“APAKAH KITA SUNGGUH BAHAGIA?”
(permenungan Stasiun KA Jogyakarta menuju Blitar,senin,07-05-2018@00.30)
tadi pagi seseorang(Romo) bertanya kpd org banyak …bpk/ibu,saudara/i,anak2 muda…apakah bpk/ibu,saudara/i sungguh berbahagia??…..serentak semua menjawab:injih..pak..Kulo..sungguh berbahagia..!!..lalu..tiba2 sang Romo secara acak menunjuk seorang bapak&mempersilahkan berbagi kebahagiaan yg dialami…sang bpk kaget&bercampur bingung..terdiam sejenak dan mulai berkata2:”injih..nuwun sewu Romo…sebelum berangkat..bojo kulo nyiapken sarapan pagi buat keluarga..nasi goreng,tahu tempe.”…lalu berpindah kpd ibu2..ditanya yg sama..bagaimana rasanya bahagia itu?…sang ibu dg tersipu2..menjawab:”semalam..bapak baik sekali..sedurunge sare…kulo dikasih hadiah..!”…..hadirin ada yg senyum..ada juga yg bahkan tertawa…tiba giliran anak remaja..ditanya hal yg sama…sempat terdiam..lalu mulai bercerita:”sebenarnya..sy tidak termasuk yg bilang bahagia..karena ..selama ini..tidak pernah saya merasakannya…tidak ada ketenangan dlm hidup ini..orang tua selalu berantem…ingin rasanya…tinggal diluar..lebih nyaman ..lebih tenang.”….uhhppppp…semua hadirin terdiam…terhenyak…gak nyangka..klo ada pendapat yg beda…lalu sang Romo dg bijak menjelaskan..:”ternyata…Kebahagiaan memiliki arti yg berbeda2..bagi setiap orang…ada yg senang mendptkan sesuatu..sdh membuat dirinya bahagia..ada juga yg tidak mendptkan sesuatu..menjadi tidak bahagia….mungkin perlu kita renungkan…apakah kebahagiaan itu?..kesenangan hidupkah?atau ketenangan hidup??..kalau kita mengartikan bhw kebahagiaan itu adalah kesenangan hidup semata..maka…kebahagiaan itu sesaat…dan menjadi tidak bermakna….namun..kalau kebahagiaan itu diartikan sebagai ketenangan hidup..mungkin kebahagiaan inilah yg dimaksud…

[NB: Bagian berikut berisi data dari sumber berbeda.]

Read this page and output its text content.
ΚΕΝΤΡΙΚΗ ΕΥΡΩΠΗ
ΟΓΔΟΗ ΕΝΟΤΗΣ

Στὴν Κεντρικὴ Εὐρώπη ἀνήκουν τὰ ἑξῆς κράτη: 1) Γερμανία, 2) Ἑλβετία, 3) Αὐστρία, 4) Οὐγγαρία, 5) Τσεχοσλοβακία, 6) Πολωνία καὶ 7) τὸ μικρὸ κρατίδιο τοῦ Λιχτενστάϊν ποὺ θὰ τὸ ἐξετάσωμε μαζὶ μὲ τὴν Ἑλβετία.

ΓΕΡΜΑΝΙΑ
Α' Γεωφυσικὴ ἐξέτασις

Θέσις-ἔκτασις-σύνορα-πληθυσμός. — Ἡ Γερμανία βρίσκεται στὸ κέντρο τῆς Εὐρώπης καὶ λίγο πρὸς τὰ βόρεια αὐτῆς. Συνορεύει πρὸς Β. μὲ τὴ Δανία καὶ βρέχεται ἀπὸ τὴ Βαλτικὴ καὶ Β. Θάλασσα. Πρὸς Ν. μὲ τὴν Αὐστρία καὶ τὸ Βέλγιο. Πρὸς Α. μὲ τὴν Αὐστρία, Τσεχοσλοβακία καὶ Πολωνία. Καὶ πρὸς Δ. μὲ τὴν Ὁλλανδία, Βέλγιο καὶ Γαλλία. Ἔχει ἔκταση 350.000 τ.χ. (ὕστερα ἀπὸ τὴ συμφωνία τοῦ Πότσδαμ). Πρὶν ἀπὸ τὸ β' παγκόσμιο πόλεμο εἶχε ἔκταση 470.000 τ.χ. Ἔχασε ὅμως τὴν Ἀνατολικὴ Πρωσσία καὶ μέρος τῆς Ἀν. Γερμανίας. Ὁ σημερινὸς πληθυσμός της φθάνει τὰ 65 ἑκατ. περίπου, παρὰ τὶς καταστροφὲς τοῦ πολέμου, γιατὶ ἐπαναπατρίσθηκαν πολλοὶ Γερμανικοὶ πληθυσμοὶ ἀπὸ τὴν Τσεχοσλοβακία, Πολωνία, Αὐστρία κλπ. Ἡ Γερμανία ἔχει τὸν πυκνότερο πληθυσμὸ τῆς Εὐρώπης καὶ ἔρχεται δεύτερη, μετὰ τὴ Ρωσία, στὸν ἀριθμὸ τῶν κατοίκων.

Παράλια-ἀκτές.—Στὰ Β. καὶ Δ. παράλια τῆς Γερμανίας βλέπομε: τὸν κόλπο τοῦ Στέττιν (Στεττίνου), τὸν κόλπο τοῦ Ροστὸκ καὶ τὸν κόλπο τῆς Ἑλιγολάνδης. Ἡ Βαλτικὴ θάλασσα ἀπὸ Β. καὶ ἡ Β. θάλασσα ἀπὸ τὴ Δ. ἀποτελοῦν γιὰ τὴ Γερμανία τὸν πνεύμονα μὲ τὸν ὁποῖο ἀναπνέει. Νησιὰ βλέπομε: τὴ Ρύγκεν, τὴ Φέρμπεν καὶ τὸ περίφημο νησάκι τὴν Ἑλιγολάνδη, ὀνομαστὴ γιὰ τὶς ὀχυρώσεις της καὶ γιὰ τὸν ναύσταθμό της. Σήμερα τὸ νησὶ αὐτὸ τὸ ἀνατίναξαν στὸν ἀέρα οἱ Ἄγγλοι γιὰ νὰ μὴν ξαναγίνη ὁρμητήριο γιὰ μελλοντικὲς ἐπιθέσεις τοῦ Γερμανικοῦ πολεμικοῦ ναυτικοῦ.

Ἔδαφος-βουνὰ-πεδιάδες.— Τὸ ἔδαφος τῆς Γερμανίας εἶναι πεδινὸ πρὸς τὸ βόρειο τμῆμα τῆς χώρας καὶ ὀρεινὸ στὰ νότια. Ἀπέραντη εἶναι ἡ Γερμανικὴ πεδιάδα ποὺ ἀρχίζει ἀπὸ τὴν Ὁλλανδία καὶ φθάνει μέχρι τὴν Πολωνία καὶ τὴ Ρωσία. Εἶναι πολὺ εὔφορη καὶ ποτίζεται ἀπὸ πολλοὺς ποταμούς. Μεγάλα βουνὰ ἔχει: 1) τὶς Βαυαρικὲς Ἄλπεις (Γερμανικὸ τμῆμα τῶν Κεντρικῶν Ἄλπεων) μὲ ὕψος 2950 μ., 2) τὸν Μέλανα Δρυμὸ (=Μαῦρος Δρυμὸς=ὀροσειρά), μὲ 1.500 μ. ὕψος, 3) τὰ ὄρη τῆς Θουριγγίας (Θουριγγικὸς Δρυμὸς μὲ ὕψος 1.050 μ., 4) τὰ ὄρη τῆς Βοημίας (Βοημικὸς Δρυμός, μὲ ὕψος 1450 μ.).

lalu bagiamana kita menciptakan ketenangan hidup?…dg harta yg berlimpahkah..?…dengan kesenangan hidup yg terus meneruskah?…inipun patut direnungkan..seorang yg penuh belas kasih..mengerjakan sesuatu tanpa pamrih….melayani sesama..tanpa pamrih..menjadikan semua adalah sahabatnya….tulus berbagi…tidak akan ada rasa kecewa,menyesal apapun bentuk pamrih yg diharapkan dr tindakannya…memjadikannya hidup tenang..tanpa ada rasa kecewa….dan terus berbagi dan berbagi…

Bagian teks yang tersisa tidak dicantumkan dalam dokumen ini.